Data Privacy (PII Redaction)

Every enterprise AI application that processes real-world data is a potential privacy risk. Customer support bots receive messages containing medical symptoms, account numbers, and social security numbers. RAG systems ingest HR files, legal contracts, and financial records full of sensitive personal data. Coding assistants are fed production database dumps containing live customer records. Without active PII controls, this sensitive data flows into model context windows, gets logged in observability platforms, and may be transmitted to third-party API providers — creating regulatory exposure that legal and compliance teams are increasingly scrutinizing.

PII redaction operates at multiple stages in the AI pipeline. **Pre-processing redaction** strips PII from documents and user inputs before they are sent to the model — replacing "John Smith at john.smith@example.com" with "[PERSON] at [EMAIL]". **Pseudonymization** replaces real values with consistent tokens that can be reversed by an authorized service, preserving semantic relationships (useful for entity resolution tasks) without exposing raw data. **Synthetic data generation** replaces entire sensitive datasets with realistic but fictitious data for development and testing. **Output filtering** scans model responses for PII that may have been reconstructed or leaked from the training data.

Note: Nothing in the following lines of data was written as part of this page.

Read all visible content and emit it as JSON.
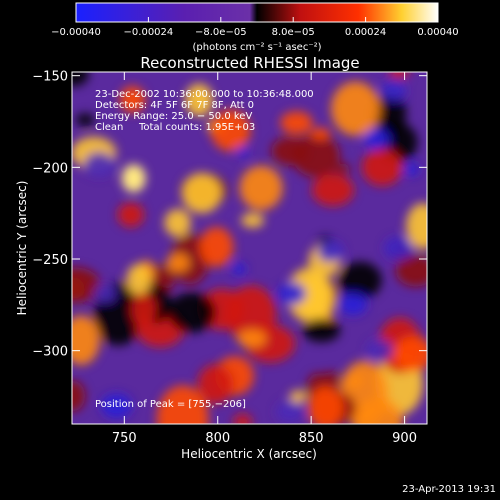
{
  "chart_data": {
    "type": "heatmap",
    "title": "Reconstructed RHESSI Image",
    "xlabel": "Heliocentric X (arcsec)",
    "ylabel": "Heliocentric Y (arcsec)",
    "xlim": [
      722,
      912
    ],
    "ylim": [
      -340,
      -148
    ],
    "x_ticks": [
      750,
      800,
      850,
      900
    ],
    "y_ticks": [
      -300,
      -250,
      -200,
      -150
    ],
    "x_tick_labels": [
      "750",
      "800",
      "850",
      "900"
    ],
    "y_tick_labels": [
      "−300",
      "−250",
      "−200",
      "−150"
    ],
    "colorbar": {
      "range": [
        -0.0004,
        0.0004
      ],
      "ticks": [
        -0.0004,
        -0.00024,
        -8e-05,
        8e-05,
        0.00024,
        0.0004
      ],
      "tick_labels": [
        "−0.00040",
        "−0.00024",
        "−8.0e−05",
        "8.0e−05",
        "0.00024",
        "0.00040"
      ],
      "unit_label": "(photons cm⁻² s⁻¹ asec⁻²)",
      "colors": [
        "#1a20ff",
        "#5a1fb0",
        "#6b30a8",
        "#000000",
        "#c01010",
        "#ff3000",
        "#ffd030",
        "#ffffff"
      ]
    },
    "annotations": {
      "time": "23-Dec-2002 10:36:00.000 to 10:36:48.000",
      "detectors": "Detectors: 4F 5F 6F 7F 8F, Att 0",
      "energy": "Energy Range: 25.0 − 50.0 keV",
      "method": "Clean",
      "counts": "Total counts: 1.95E+03",
      "peak": "Position of Peak = [755,−206]"
    },
    "peak": [
      755,
      -206
    ],
    "grid": false
  },
  "footer": {
    "timestamp": "23-Apr-2013 19:31"
  }
}
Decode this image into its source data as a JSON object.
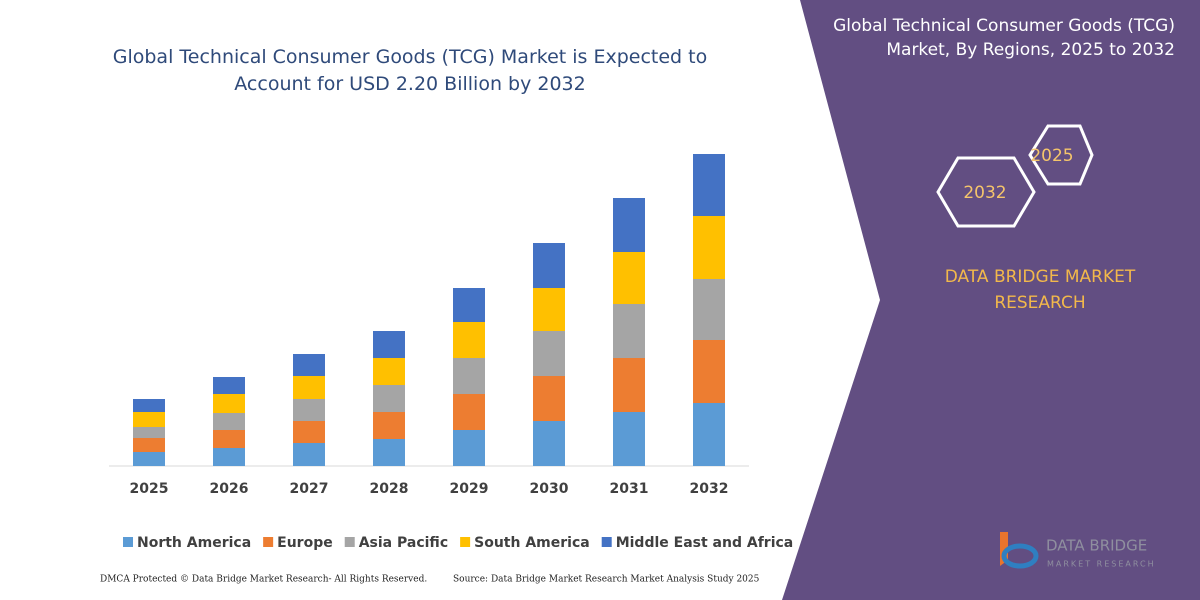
{
  "chart_data": {
    "type": "bar",
    "stacked": true,
    "title": "Global Technical Consumer Goods (TCG) Market is Expected to Account for USD 2.20 Billion by 2032",
    "categories": [
      "2025",
      "2026",
      "2027",
      "2028",
      "2029",
      "2030",
      "2031",
      "2032"
    ],
    "series": [
      {
        "name": "North America",
        "color": "#5b9bd5",
        "values": [
          14,
          18,
          23,
          27,
          36,
          45,
          54,
          63
        ]
      },
      {
        "name": "Europe",
        "color": "#ed7d31",
        "values": [
          14,
          18,
          22,
          27,
          36,
          45,
          54,
          63
        ]
      },
      {
        "name": "Asia Pacific",
        "color": "#a5a5a5",
        "values": [
          11,
          17,
          22,
          27,
          36,
          45,
          54,
          61
        ]
      },
      {
        "name": "South America",
        "color": "#ffc000",
        "values": [
          15,
          19,
          23,
          27,
          36,
          43,
          52,
          63
        ]
      },
      {
        "name": "Middle East and Africa",
        "color": "#4472c4",
        "values": [
          13,
          17,
          22,
          27,
          34,
          45,
          54,
          62
        ]
      }
    ],
    "ylim": [
      0,
      320
    ]
  },
  "side_panel": {
    "title": "Global Technical Consumer Goods (TCG) Market, By Regions, 2025 to 2032",
    "hexagons": [
      "2025",
      "2032"
    ],
    "brand": "DATA BRIDGE MARKET RESEARCH",
    "logo_name": "DATA BRIDGE",
    "logo_tagline": "MARKET RESEARCH"
  },
  "footer": {
    "notice": "DMCA Protected © Data Bridge Market Research- All Rights Reserved.",
    "source": "Source: Data Bridge Market Research Market Analysis Study 2025"
  }
}
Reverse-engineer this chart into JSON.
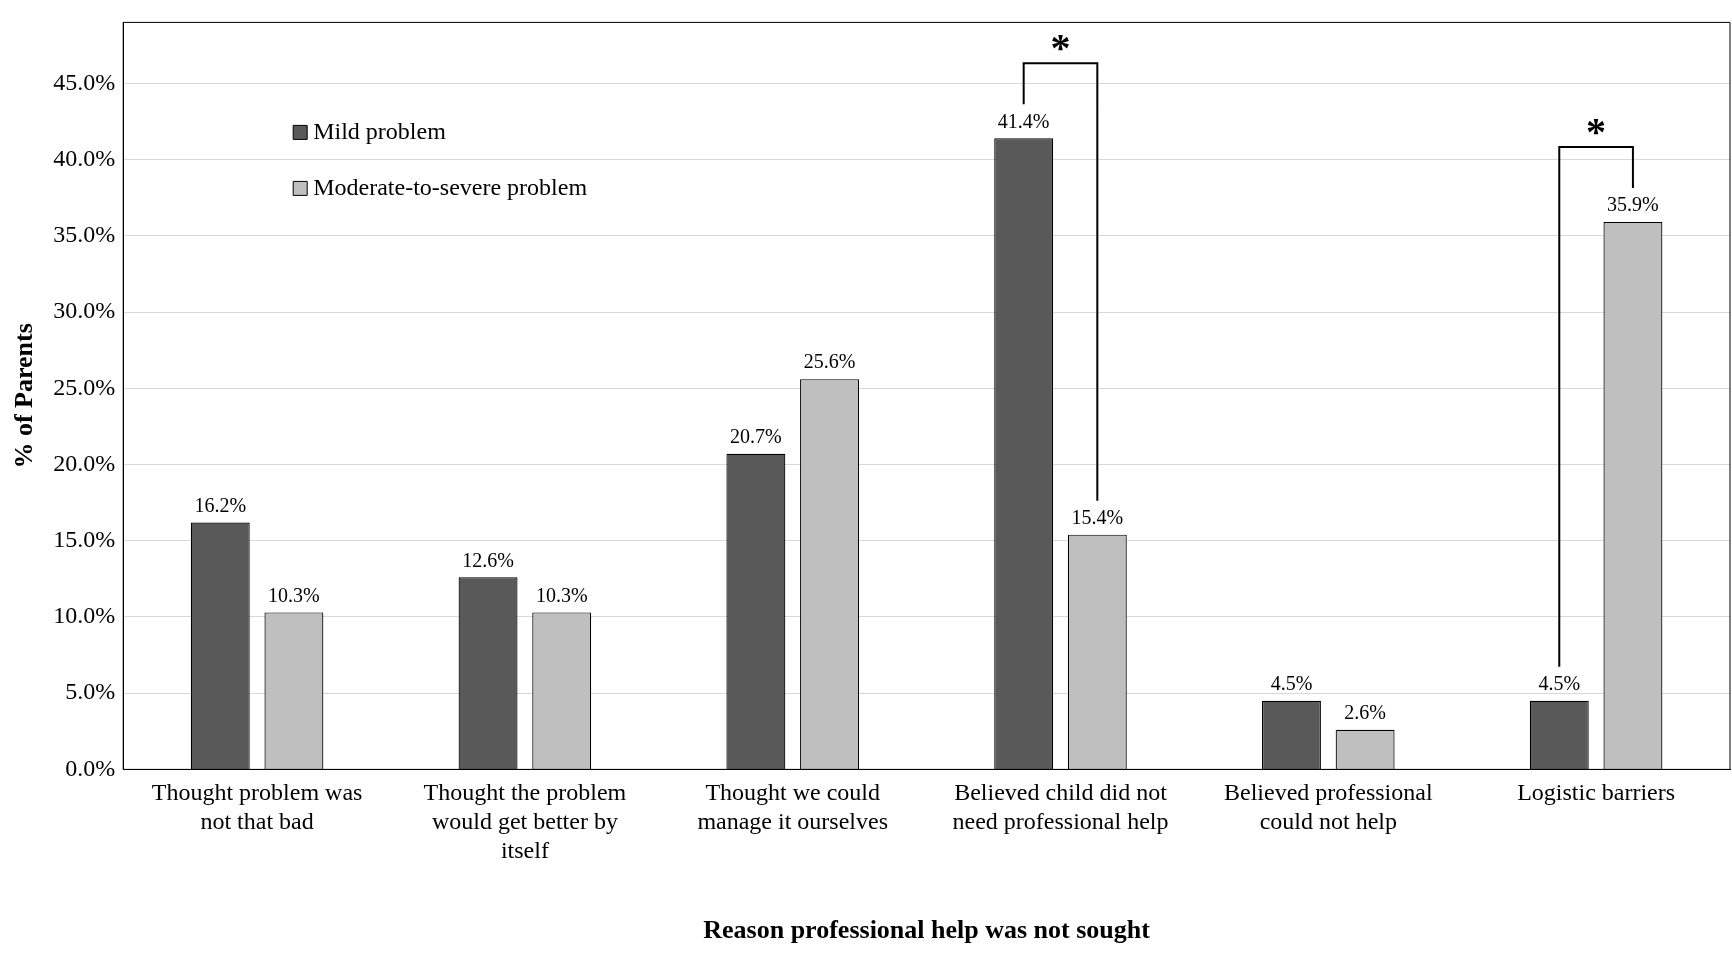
{
  "chart_data": {
    "type": "bar",
    "xlabel": "Reason professional help was not sought",
    "ylabel": "% of Parents",
    "categories": [
      "Thought problem was not that bad",
      "Thought the problem would get better by itself",
      "Thought we could manage it ourselves",
      "Believed child did not need professional help",
      "Believed professional could not help",
      "Logistic barriers"
    ],
    "series": [
      {
        "name": "Mild problem",
        "color": "#595959",
        "values": [
          16.2,
          12.6,
          20.7,
          41.4,
          4.5,
          4.5
        ],
        "value_labels": [
          "16.2%",
          "12.6%",
          "20.7%",
          "41.4%",
          "4.5%",
          "4.5%"
        ]
      },
      {
        "name": "Moderate-to-severe problem",
        "color": "#bfbfbf",
        "values": [
          10.3,
          10.3,
          25.6,
          15.4,
          2.6,
          35.9
        ],
        "value_labels": [
          "10.3%",
          "10.3%",
          "25.6%",
          "15.4%",
          "2.6%",
          "35.9%"
        ]
      }
    ],
    "ylim": [
      0,
      49
    ],
    "yticks": [
      {
        "value": 0,
        "label": "0.0%"
      },
      {
        "value": 5,
        "label": "5.0%"
      },
      {
        "value": 10,
        "label": "10.0%"
      },
      {
        "value": 15,
        "label": "15.0%"
      },
      {
        "value": 20,
        "label": "20.0%"
      },
      {
        "value": 25,
        "label": "25.0%"
      },
      {
        "value": 30,
        "label": "30.0%"
      },
      {
        "value": 35,
        "label": "35.0%"
      },
      {
        "value": 40,
        "label": "40.0%"
      },
      {
        "value": 45,
        "label": "45.0%"
      }
    ],
    "grid": "y",
    "legend": "top left",
    "annotations": [
      "*",
      "*"
    ]
  }
}
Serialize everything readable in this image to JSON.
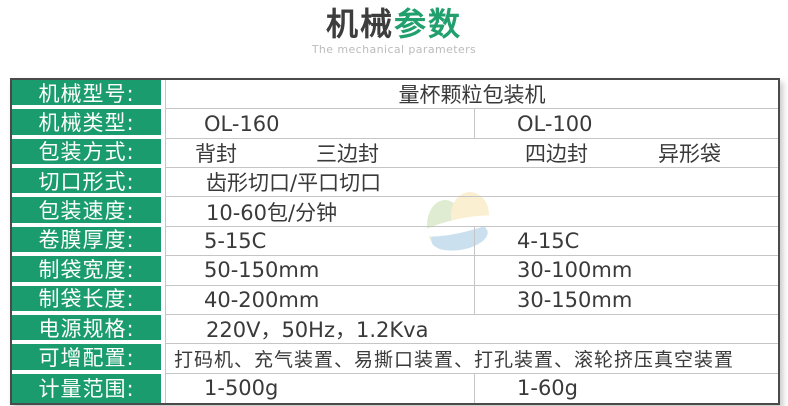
{
  "header": {
    "title_black": "机械",
    "title_green": "参数",
    "subtitle": "The mechanical parameters"
  },
  "colors": {
    "accent_green": "#1b9c6e",
    "title_dark": "#3d3d3d",
    "subtitle_gray": "#bcbcbc",
    "outer_border": "#4a4a4a",
    "grid_line": "#c5c5c5",
    "cell_text": "#3a3a3a",
    "label_text": "#ffffff",
    "watermark_green": "#d9e8c6",
    "watermark_yellow": "#f9edc6",
    "watermark_blue": "#bfd9ec"
  },
  "table": {
    "rows": [
      {
        "label": "机械型号:",
        "value": "量杯颗粒包装机"
      },
      {
        "label": "机械类型:",
        "col1": "OL-160",
        "col2": "OL-100"
      },
      {
        "label": "包装方式:",
        "items": [
          "背封",
          "三边封",
          "四边封",
          "异形袋"
        ]
      },
      {
        "label": "切口形式:",
        "value": "齿形切口/平口切口"
      },
      {
        "label": "包装速度:",
        "value": "10-60包/分钟"
      },
      {
        "label": "卷膜厚度:",
        "col1": "5-15C",
        "col2": "4-15C"
      },
      {
        "label": "制袋宽度:",
        "col1": "50-150mm",
        "col2": "30-100mm"
      },
      {
        "label": "制袋长度:",
        "col1": "40-200mm",
        "col2": "30-150mm"
      },
      {
        "label": "电源规格:",
        "value": "220V，50Hz，1.2Kva"
      },
      {
        "label": "可增配置:",
        "value": "打码机、充气装置、易撕口装置、打孔装置、滚轮挤压真空装置"
      },
      {
        "label": "计量范围:",
        "col1": "1-500g",
        "col2": "1-60g"
      }
    ]
  }
}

The compliance calculus is straightforward: under GDPR, sending unredacted personal data to a third-party LLM provider likely constitutes a data transfer requiring a Data Processing Agreement (DPA) and potentially violates data minimization principles. Under HIPAA, any PHI in an AI pipeline requires a signed BAA with every vendor in the chain. Enterprise teams should map every data flow in their AI stack, identify where PII can enter, and enforce redaction at the earliest possible point — before data leaves the enterprise perimeter.